From the start of the war, the Rheinmetall-Borsig Company had carried out design work on the
Hecht
(Pike) anti-aircraft missile. The Hecht-2700 was conceived as an 8ft (2.5m) long missile weighing 300lb (136kg), fitted with four stabilizing fins, and designed to fly at about 500mph (800km/h). Within two years the project was ended and no missiles of this type were ever constructed.

But the ideas lived on and gave rise to the
Feuerlilie
(Fire Lily), on which Göring’s German Research Institute for Aviation (Deutsche Forschungsanstalt für Luftfahrt) began work in 1940. The first version attempted was the Feuerlilie (4.4 F), a scaled-down model designed to prove the principle. From this arose the F-25, produced jointly by the German Gliding Research Institute (Deutsche Forschungsanstalt für Segelflug) and the Post Office Research Department (Reichspost-Forschungsamt). Initial problems with the remote-control system were overcome by early 1943 and wind-tunnel tests proceeded according to plan. Further difficulties were experienced in developing the propulsion system, and it was not until 1943 that the first test firing was attempted at Leba, Poland, on the Baltic Sea. Within a year there had been four tests, though none of them was truly satisfactory.
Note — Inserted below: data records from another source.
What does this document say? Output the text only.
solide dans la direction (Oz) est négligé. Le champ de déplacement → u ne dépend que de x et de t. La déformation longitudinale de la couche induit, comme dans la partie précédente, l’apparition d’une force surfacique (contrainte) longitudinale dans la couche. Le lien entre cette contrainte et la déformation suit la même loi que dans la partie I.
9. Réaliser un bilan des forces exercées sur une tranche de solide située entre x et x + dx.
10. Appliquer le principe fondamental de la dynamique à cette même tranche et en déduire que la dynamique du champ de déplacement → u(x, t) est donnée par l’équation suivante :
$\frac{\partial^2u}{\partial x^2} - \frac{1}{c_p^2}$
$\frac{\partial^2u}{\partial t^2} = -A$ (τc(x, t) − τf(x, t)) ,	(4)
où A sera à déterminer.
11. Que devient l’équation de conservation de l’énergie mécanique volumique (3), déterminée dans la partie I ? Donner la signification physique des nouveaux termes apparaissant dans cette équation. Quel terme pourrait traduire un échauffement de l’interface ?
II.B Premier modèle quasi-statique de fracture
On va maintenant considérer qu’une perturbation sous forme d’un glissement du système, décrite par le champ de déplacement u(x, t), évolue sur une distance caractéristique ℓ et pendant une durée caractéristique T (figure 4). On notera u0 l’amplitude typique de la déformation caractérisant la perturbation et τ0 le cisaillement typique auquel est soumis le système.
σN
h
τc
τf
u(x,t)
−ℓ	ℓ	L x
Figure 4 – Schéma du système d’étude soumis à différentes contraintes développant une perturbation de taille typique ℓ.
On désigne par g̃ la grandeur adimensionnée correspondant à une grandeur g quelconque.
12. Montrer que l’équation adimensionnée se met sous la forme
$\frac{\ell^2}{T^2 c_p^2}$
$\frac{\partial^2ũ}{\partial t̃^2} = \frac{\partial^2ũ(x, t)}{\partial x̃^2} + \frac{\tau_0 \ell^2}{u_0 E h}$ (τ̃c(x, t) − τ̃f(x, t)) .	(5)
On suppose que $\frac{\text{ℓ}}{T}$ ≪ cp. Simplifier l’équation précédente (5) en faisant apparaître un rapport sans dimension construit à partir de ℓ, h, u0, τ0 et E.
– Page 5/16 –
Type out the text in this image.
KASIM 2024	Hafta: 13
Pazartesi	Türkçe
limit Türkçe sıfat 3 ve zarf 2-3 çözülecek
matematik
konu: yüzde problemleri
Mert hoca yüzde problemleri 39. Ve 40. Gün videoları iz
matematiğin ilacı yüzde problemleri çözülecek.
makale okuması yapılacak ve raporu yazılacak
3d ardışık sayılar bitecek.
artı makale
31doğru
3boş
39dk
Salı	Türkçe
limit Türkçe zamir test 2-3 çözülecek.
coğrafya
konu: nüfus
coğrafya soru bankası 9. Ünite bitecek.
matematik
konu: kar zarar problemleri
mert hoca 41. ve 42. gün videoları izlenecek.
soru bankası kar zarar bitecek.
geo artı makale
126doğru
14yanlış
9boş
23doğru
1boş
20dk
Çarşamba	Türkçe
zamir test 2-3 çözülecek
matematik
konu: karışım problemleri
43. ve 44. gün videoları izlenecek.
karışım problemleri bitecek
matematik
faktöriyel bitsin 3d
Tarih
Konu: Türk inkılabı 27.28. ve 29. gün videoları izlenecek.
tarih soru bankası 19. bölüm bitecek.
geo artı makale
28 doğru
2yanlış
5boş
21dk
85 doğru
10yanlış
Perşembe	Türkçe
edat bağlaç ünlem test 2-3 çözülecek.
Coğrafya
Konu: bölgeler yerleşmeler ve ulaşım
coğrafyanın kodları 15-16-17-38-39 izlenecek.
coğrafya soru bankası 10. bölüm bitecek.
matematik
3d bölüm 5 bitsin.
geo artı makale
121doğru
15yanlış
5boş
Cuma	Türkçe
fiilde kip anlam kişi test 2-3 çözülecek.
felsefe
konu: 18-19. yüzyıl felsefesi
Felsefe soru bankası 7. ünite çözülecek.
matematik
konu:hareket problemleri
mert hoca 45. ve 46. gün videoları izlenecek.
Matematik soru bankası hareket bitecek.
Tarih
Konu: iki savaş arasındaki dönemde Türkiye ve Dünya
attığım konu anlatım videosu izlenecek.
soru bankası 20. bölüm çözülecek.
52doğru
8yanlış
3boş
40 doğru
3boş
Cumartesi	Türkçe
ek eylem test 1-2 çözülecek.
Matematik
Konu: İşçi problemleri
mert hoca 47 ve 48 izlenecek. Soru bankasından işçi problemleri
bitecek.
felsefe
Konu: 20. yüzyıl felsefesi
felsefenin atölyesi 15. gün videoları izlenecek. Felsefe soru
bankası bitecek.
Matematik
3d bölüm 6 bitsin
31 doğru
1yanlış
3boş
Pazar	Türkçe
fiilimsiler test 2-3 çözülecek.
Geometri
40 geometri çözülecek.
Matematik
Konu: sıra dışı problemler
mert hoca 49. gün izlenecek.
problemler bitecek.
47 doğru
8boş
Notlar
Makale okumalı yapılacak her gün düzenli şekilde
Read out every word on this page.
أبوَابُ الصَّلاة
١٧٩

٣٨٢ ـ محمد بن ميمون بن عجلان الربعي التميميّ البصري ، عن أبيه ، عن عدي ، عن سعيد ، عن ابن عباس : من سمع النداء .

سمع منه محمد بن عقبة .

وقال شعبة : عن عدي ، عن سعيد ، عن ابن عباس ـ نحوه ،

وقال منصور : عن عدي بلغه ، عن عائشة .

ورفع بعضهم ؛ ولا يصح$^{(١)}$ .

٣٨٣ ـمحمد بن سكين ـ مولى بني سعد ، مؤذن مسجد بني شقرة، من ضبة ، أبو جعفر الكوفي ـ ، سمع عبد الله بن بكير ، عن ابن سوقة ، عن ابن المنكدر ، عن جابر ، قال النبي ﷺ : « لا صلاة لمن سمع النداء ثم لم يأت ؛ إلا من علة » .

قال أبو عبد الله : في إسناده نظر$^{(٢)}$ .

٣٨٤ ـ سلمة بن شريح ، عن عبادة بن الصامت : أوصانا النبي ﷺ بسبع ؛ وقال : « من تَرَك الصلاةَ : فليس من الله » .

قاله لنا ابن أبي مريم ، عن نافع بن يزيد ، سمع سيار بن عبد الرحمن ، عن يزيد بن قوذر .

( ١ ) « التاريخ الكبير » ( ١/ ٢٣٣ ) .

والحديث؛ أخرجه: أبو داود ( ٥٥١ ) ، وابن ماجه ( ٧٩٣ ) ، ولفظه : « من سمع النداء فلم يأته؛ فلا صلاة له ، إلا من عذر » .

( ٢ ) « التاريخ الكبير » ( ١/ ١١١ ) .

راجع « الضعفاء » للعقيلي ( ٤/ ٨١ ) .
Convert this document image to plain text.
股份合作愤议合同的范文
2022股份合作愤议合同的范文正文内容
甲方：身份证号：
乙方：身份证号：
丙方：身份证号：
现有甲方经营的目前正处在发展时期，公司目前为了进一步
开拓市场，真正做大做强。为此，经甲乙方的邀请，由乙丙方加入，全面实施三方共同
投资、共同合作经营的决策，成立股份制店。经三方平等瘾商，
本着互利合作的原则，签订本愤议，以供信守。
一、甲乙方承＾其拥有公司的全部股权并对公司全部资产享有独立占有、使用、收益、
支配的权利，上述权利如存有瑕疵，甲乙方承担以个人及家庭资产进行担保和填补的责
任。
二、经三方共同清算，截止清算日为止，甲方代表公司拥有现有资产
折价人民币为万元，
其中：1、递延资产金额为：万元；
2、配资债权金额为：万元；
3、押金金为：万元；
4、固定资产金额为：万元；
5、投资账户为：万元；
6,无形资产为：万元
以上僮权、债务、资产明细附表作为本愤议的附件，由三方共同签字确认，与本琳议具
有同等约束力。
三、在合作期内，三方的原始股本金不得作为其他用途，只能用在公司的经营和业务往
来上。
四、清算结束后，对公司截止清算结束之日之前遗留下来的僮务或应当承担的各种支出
By now, interest was focusing on the successor – the F-55. This was to be a radio-controlled two-stage device with a solid-fuel first stage and a supersonic liquid-fuel second stage. It would be launched somewhat like a plane, with a sloping ramp for take-off. The Ardelt Company in Breslau was given the contract for the production of five test rockets in January 1943, but problems with both the propulsion unit and the remote-control system persisted. The initial order for 25 missiles was reduced to just 11 late in 1944, and early the following year it was agreed to use the control units designed for the successful Hs-293 which were known to be reliable. Decision making continued to be unpredictable, however, and early in 1945 the entire project was scrapped.

The Butterfly

No sooner had Professor Herbert Wagner seen his design for the Henschel Hs-293 successfully realized, than he proposed a new missile concept to the German Air Ministry. Wagner could see a tremendous future for guided missiles, and his new invention was the Hs-117 – the
Schmetterling
(Butterfly). This would be the next stage after the Hs-293. The idea was that two people would fly what was, in essence, a miniature exploding aircraft. The pilot would fly a Junkers Ju-188, Ju-388 or Dornier Do-217 that would be specially modified to launch the missile, while the other crewman would be solely concerned with steering it towards its target.